Altro che capitalismo della sorveglianza, vi è una sorveglianza che travalica il capitalismo e riguarda semplicemente il potere, quale che sia. Si finisce per ritenere plausibili, per esempio, display pubblicitari che contengono telecamere che registrano e quindi controllano chi passa per strada. Come recentemente é emerso, per esempio, a Napoli.
Le camionette e i militari per le strade urbane
E non ci si è abituati, forse, alla presenza di una camionetta con i militari nelle piazze principali delle città?

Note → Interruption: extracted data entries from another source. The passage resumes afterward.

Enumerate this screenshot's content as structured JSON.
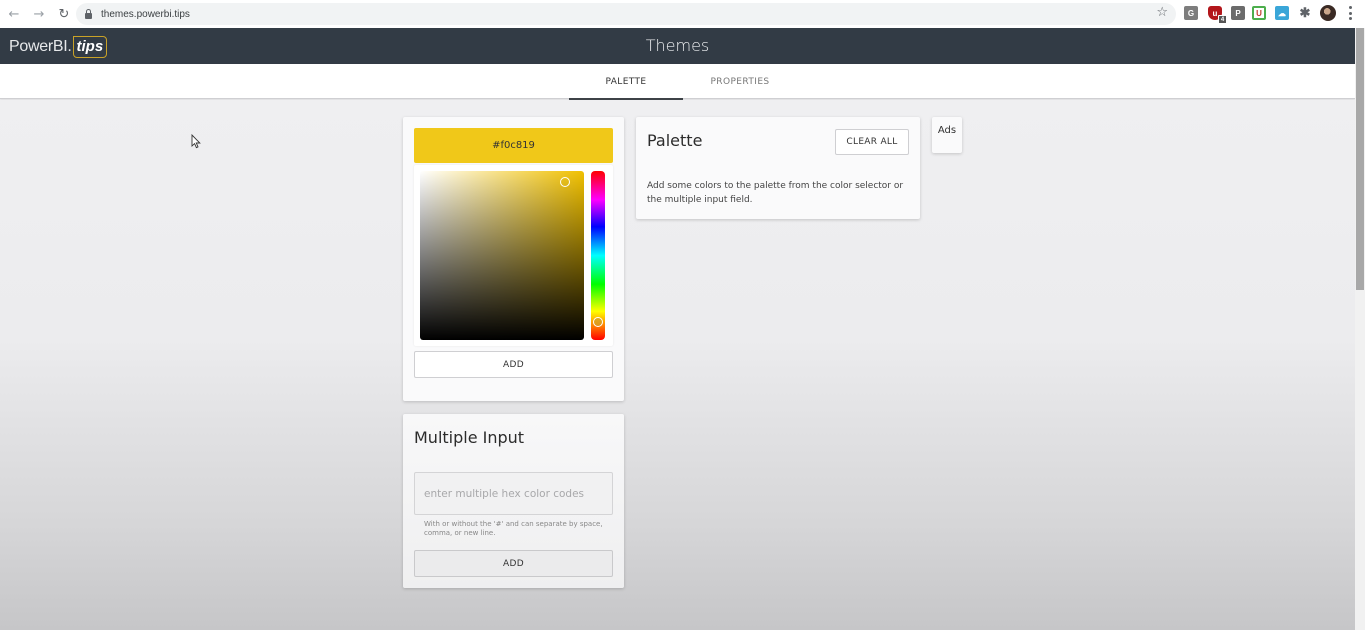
{
  "browser": {
    "url": "themes.powerbi.tips",
    "nav": {
      "back_icon": "arrow-left-icon",
      "forward_icon": "arrow-right-icon",
      "reload_icon": "reload-icon"
    },
    "extensions": [
      {
        "name": "grammarly-extension",
        "label": "G"
      },
      {
        "name": "shield-extension",
        "label": "u",
        "badge": "4"
      },
      {
        "name": "pocket-extension",
        "label": "P"
      },
      {
        "name": "calendar-extension",
        "label": "U"
      },
      {
        "name": "cloud-extension",
        "label": "☁"
      },
      {
        "name": "extensions-puzzle",
        "label": "✱"
      }
    ]
  },
  "app": {
    "logo_text": "PowerBI.",
    "logo_tips": "tips",
    "title": "Themes",
    "brand_header_color": "#323b45"
  },
  "tabs": [
    {
      "label": "PALETTE",
      "active": true
    },
    {
      "label": "PROPERTIES",
      "active": false
    }
  ],
  "color_picker": {
    "hex_value": "#f0c819",
    "swatch_color": "#f0c819",
    "hue_degrees": 49,
    "saturation_pct": 90,
    "value_pct": 94,
    "add_label": "ADD"
  },
  "multiple_input": {
    "title": "Multiple Input",
    "value": "",
    "placeholder": "enter multiple hex color codes",
    "help_text": "With or without the '#' and can separate by space, comma, or new line.",
    "add_label": "ADD"
  },
  "palette": {
    "title": "Palette",
    "clear_label": "CLEAR ALL",
    "empty_message": "Add some colors to the palette from the color selector or the multiple input field.",
    "colors": []
  },
  "ads": {
    "label": "Ads"
  }
}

Era il 2008 quando partì l’operazione “strade sicure”, da allora i militari in strada sono stati riconvertiti ad altre e nuove finalità, dal presidio nella fase di esplosione del terrorismo internazionale, alla funzione di controllo del rispetto delle restrizioni nel susseguirsi delle quarantene e delle zone a colore variabile.
Chissà se qualcuno si sentirà rassicurato da queste presenze divenute consuete, da queste camionette erte a comune arredo urbano, da giovani in divisa che viene bene il selfie con qualche turista. Non è colpa loro, naturalmente, e in alcuni casi l’impiego, come si affannano a ripetere i capi delle forze dell’ordine a ogni audizione parlamentare, é stato veramente utile. Nella terra dei fuochi, per esempio.
Per il resto è poco rassicurante immaginare che per i più occorrano i militari per strada per sentirsi sicuri. E anche sul piano estetico l’istantanea non giova né alla storia del Paese, né al senso stesso della democrazia.
Per cui se, come e probabile, qualche forza politica penserà di cogliere la palla al balzo della guerra per rilanciare la presenza dei militari in strada (ora che invece lentamente si va, dice la legge di bilancio, verso una riduzione del loro impiego) bisognerà, Comuni in testa, dire che no, che ci sono professionalità pubbliche che occorrono ma non sono quelle o se sono quelle ci sono attività più utili che il presidio diurno nelle piazze principali della città.
L’identificazione delle forze dell’ordine, l’ora di prevederla anche in Italia
Ma é soprattutto giunto il momento di fare un’altra cosa, una cosa semplice, senza sostanziali costi, di grande senso pratico oltre che simbolico.
É il momento di rendere identificabili gli agenti di polizia impegnati in qualsiasi operazione, tanto più se in tenuta antisommossa.
È questa l’occasione per rilanciare la sostanzialità di una ispirazione democratica, di marcare una differenza netta rispetto ad altri modelli non democratici, di restituire un po’ di fiducia nelle Istituzioni e recuperare qualche punto anche sul piano internazionale.
Misure di identificazione degli agenti di polizia, come ha ricordato recentemente il fondatore de L’internazionale, Giovanni Di Mauro, infatti non sono già presenti solo in Belgio, Danimarca, Finlandia, Francia, Germania, Grecia, Irlanda, Spagna e Svezia. Ma anche in Bulgaria, Croazia, Lettonia, Lituania, Malta, Polonia, Slovacchia, Slovenia, finanche in Ungheria. Perché in Italia ancora no? E quale migliore momento se non questo per farlo?